This Day in Baseball History
March 16, 1900
Ban Johnson Announces the American League Will Place a Team in Chicago
On March 16, 1900, American League president Ban Johnson announced at the league's spring meeting in Chicago that Charles Comiskey's St. Paul team would relocate to the South Side of the city. The move placed the new circuit directly in National League territory and signaled Johnson's intent to challenge the senior league's monopoly on major-league baseball.
Johnson and Comiskey had been planning the incursion for months. The American League, still officially a minor league in 1900, needed a foothold in the nation's second-largest city to be taken seriously. Johnson negotiated an arrangement with Chicago's National League officials that allowed the new club to set up at the old cricket grounds at 39th and Wentworth, well south of the West Side Grounds where the NL's team played.
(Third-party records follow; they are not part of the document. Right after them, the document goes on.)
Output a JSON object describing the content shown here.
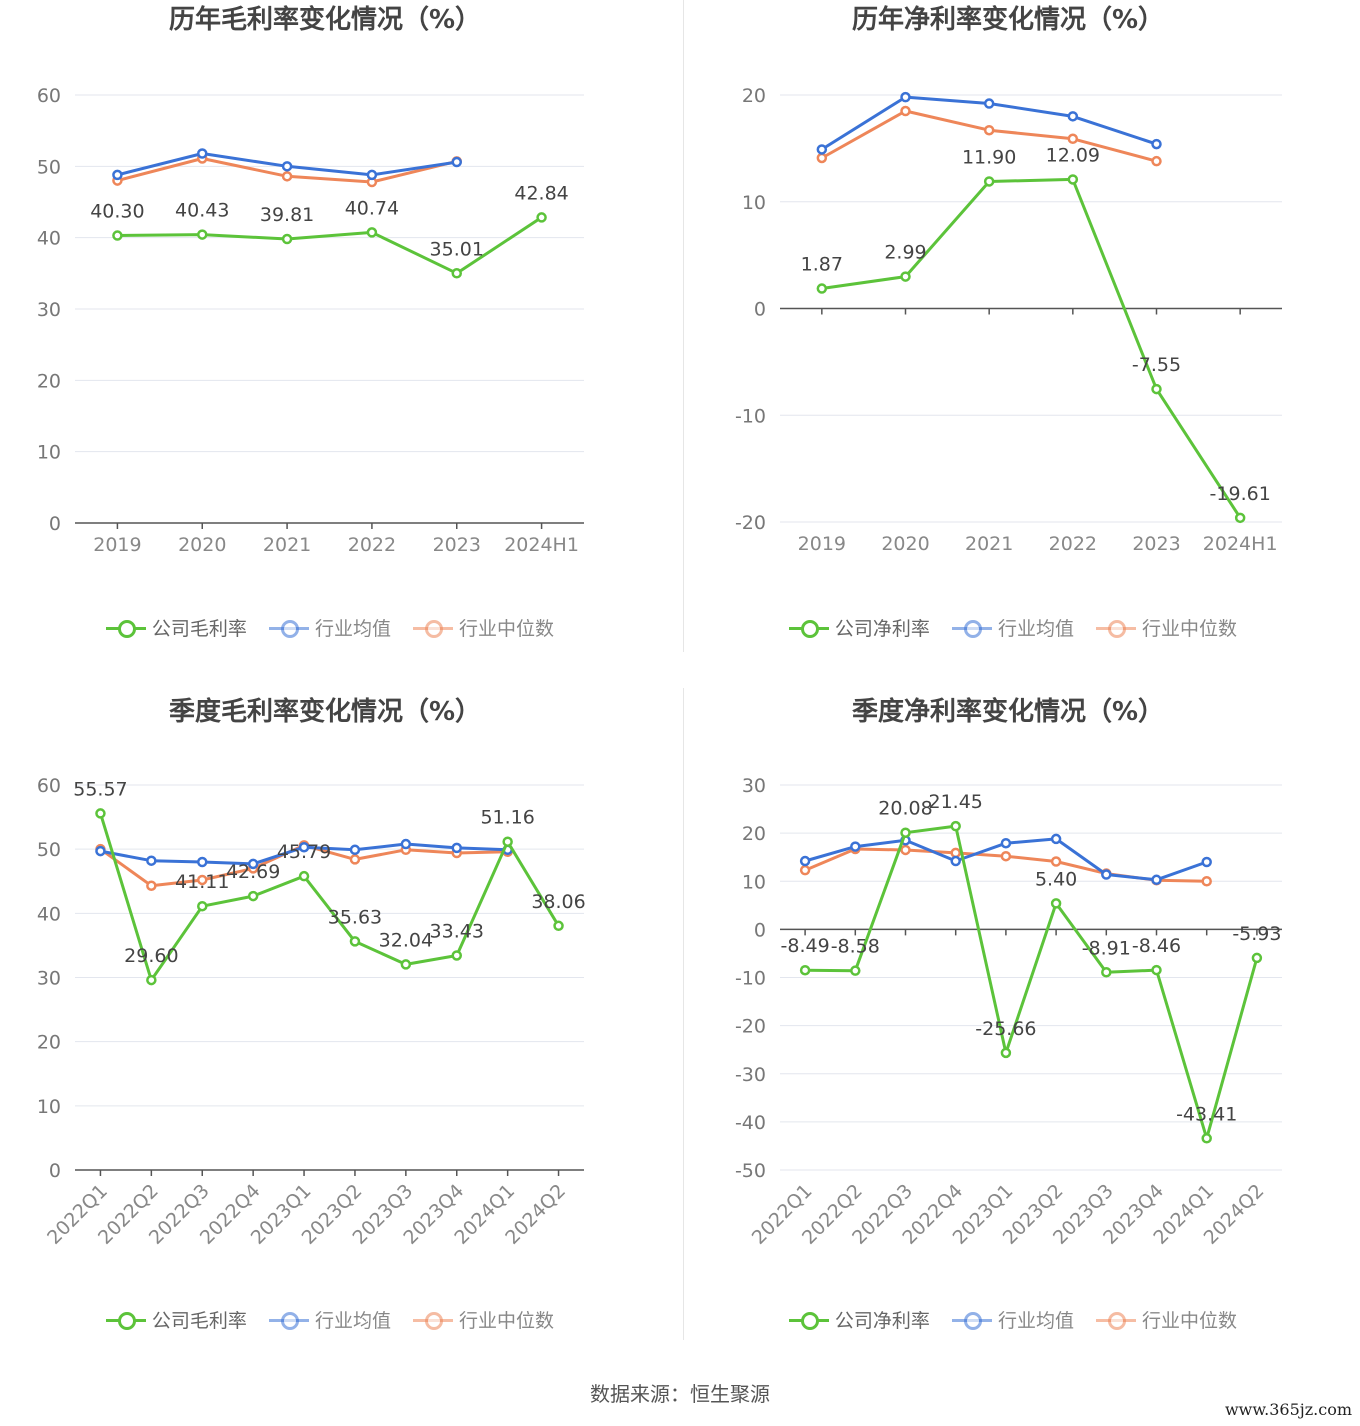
{
  "source": "数据来源：恒生聚源",
  "watermark": "www.365jz.com",
  "colors": {
    "company": "#5cc33a",
    "avg": "#3a72d6",
    "median": "#ee8659"
  },
  "charts": [
    {
      "title": "历年毛利率变化情况（%）",
      "legend": [
        "公司毛利率",
        "行业均值",
        "行业中位数"
      ]
    },
    {
      "title": "历年净利率变化情况（%）",
      "legend": [
        "公司净利率",
        "行业均值",
        "行业中位数"
      ]
    },
    {
      "title": "季度毛利率变化情况（%）",
      "legend": [
        "公司毛利率",
        "行业均值",
        "行业中位数"
      ]
    },
    {
      "title": "季度净利率变化情况（%）",
      "legend": [
        "公司净利率",
        "行业均值",
        "行业中位数"
      ]
    }
  ],
  "chart_data": [
    {
      "type": "line",
      "title": "历年毛利率变化情况（%）",
      "categories": [
        "2019",
        "2020",
        "2021",
        "2022",
        "2023",
        "2024H1"
      ],
      "ylim": [
        0,
        60
      ],
      "yticks": [
        0,
        10,
        20,
        30,
        40,
        50,
        60
      ],
      "grid": true,
      "legend_position": "bottom",
      "series": [
        {
          "name": "公司毛利率",
          "role": "company",
          "values": [
            40.3,
            40.43,
            39.81,
            40.74,
            35.01,
            42.84
          ],
          "labels": [
            "40.30",
            "40.43",
            "39.81",
            "40.74",
            "35.01",
            "42.84"
          ]
        },
        {
          "name": "行业均值",
          "role": "avg",
          "values": [
            48.8,
            51.8,
            50.0,
            48.8,
            50.6,
            null
          ]
        },
        {
          "name": "行业中位数",
          "role": "median",
          "values": [
            48.0,
            51.1,
            48.6,
            47.8,
            50.7,
            null
          ]
        }
      ]
    },
    {
      "type": "line",
      "title": "历年净利率变化情况（%）",
      "categories": [
        "2019",
        "2020",
        "2021",
        "2022",
        "2023",
        "2024H1"
      ],
      "ylim": [
        -20,
        20
      ],
      "yticks": [
        -20,
        -10,
        0,
        10,
        20
      ],
      "grid": true,
      "legend_position": "bottom",
      "series": [
        {
          "name": "公司净利率",
          "role": "company",
          "values": [
            1.87,
            2.99,
            11.9,
            12.09,
            -7.55,
            -19.61
          ],
          "labels": [
            "1.87",
            "2.99",
            "11.90",
            "12.09",
            "-7.55",
            "-19.61"
          ]
        },
        {
          "name": "行业均值",
          "role": "avg",
          "values": [
            14.9,
            19.8,
            19.2,
            18.0,
            15.4,
            null
          ]
        },
        {
          "name": "行业中位数",
          "role": "median",
          "values": [
            14.1,
            18.5,
            16.7,
            15.9,
            13.8,
            null
          ]
        }
      ]
    },
    {
      "type": "line",
      "title": "季度毛利率变化情况（%）",
      "categories": [
        "2022Q1",
        "2022Q2",
        "2022Q3",
        "2022Q4",
        "2023Q1",
        "2023Q2",
        "2023Q3",
        "2023Q4",
        "2024Q1",
        "2024Q2"
      ],
      "ylim": [
        0,
        60
      ],
      "yticks": [
        0,
        10,
        20,
        30,
        40,
        50,
        60
      ],
      "grid": true,
      "legend_position": "bottom",
      "series": [
        {
          "name": "公司毛利率",
          "role": "company",
          "values": [
            55.57,
            29.6,
            41.11,
            42.69,
            45.79,
            35.63,
            32.04,
            33.43,
            51.16,
            38.06
          ],
          "labels": [
            "55.57",
            "29.60",
            "41.11",
            "42.69",
            "45.79",
            "35.63",
            "32.04",
            "33.43",
            "51.16",
            "38.06"
          ]
        },
        {
          "name": "行业均值",
          "role": "avg",
          "values": [
            49.7,
            48.2,
            48.0,
            47.7,
            50.3,
            49.9,
            50.8,
            50.2,
            49.9,
            null
          ]
        },
        {
          "name": "行业中位数",
          "role": "median",
          "values": [
            50.0,
            44.3,
            45.2,
            47.0,
            50.6,
            48.4,
            49.9,
            49.4,
            49.6,
            null
          ]
        }
      ]
    },
    {
      "type": "line",
      "title": "季度净利率变化情况（%）",
      "categories": [
        "2022Q1",
        "2022Q2",
        "2022Q3",
        "2022Q4",
        "2023Q1",
        "2023Q2",
        "2023Q3",
        "2023Q4",
        "2024Q1",
        "2024Q2"
      ],
      "ylim": [
        -50,
        30
      ],
      "yticks": [
        -50,
        -40,
        -30,
        -20,
        -10,
        0,
        10,
        20,
        30
      ],
      "grid": true,
      "legend_position": "bottom",
      "series": [
        {
          "name": "公司净利率",
          "role": "company",
          "values": [
            -8.49,
            -8.58,
            20.08,
            21.45,
            -25.66,
            5.4,
            -8.91,
            -8.46,
            -43.41,
            -5.93
          ],
          "labels": [
            "-8.49",
            "-8.58",
            "20.08",
            "21.45",
            "-25.66",
            "5.40",
            "-8.91",
            "-8.46",
            "-43.41",
            "-5.93"
          ]
        },
        {
          "name": "行业均值",
          "role": "avg",
          "values": [
            14.2,
            17.2,
            18.5,
            14.2,
            17.9,
            18.8,
            11.4,
            10.3,
            14.0,
            null
          ]
        },
        {
          "name": "行业中位数",
          "role": "median",
          "values": [
            12.3,
            16.7,
            16.5,
            15.9,
            15.2,
            14.1,
            11.6,
            10.2,
            10.0,
            null
          ]
        }
      ]
    }
  ]
}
The next day, NL president James Hart conceded that Comiskey's club could operate in Chicago without violating the National Agreement, as long as the word "Chicago" did not appear in the team name. Comiskey chose "White Stockings," borrowing the old National League nickname that Cap Anson's teams had carried for decades.
Within a year, Johnson dropped the pretense of minor-league status entirely. In January 1901, he declared the American League a major league and began raiding NL rosters. Comiskey's White Stockings won the first AL pennant that season. The March 16 announcement was the first concrete step toward the two-league structure that would define professional baseball for the next century.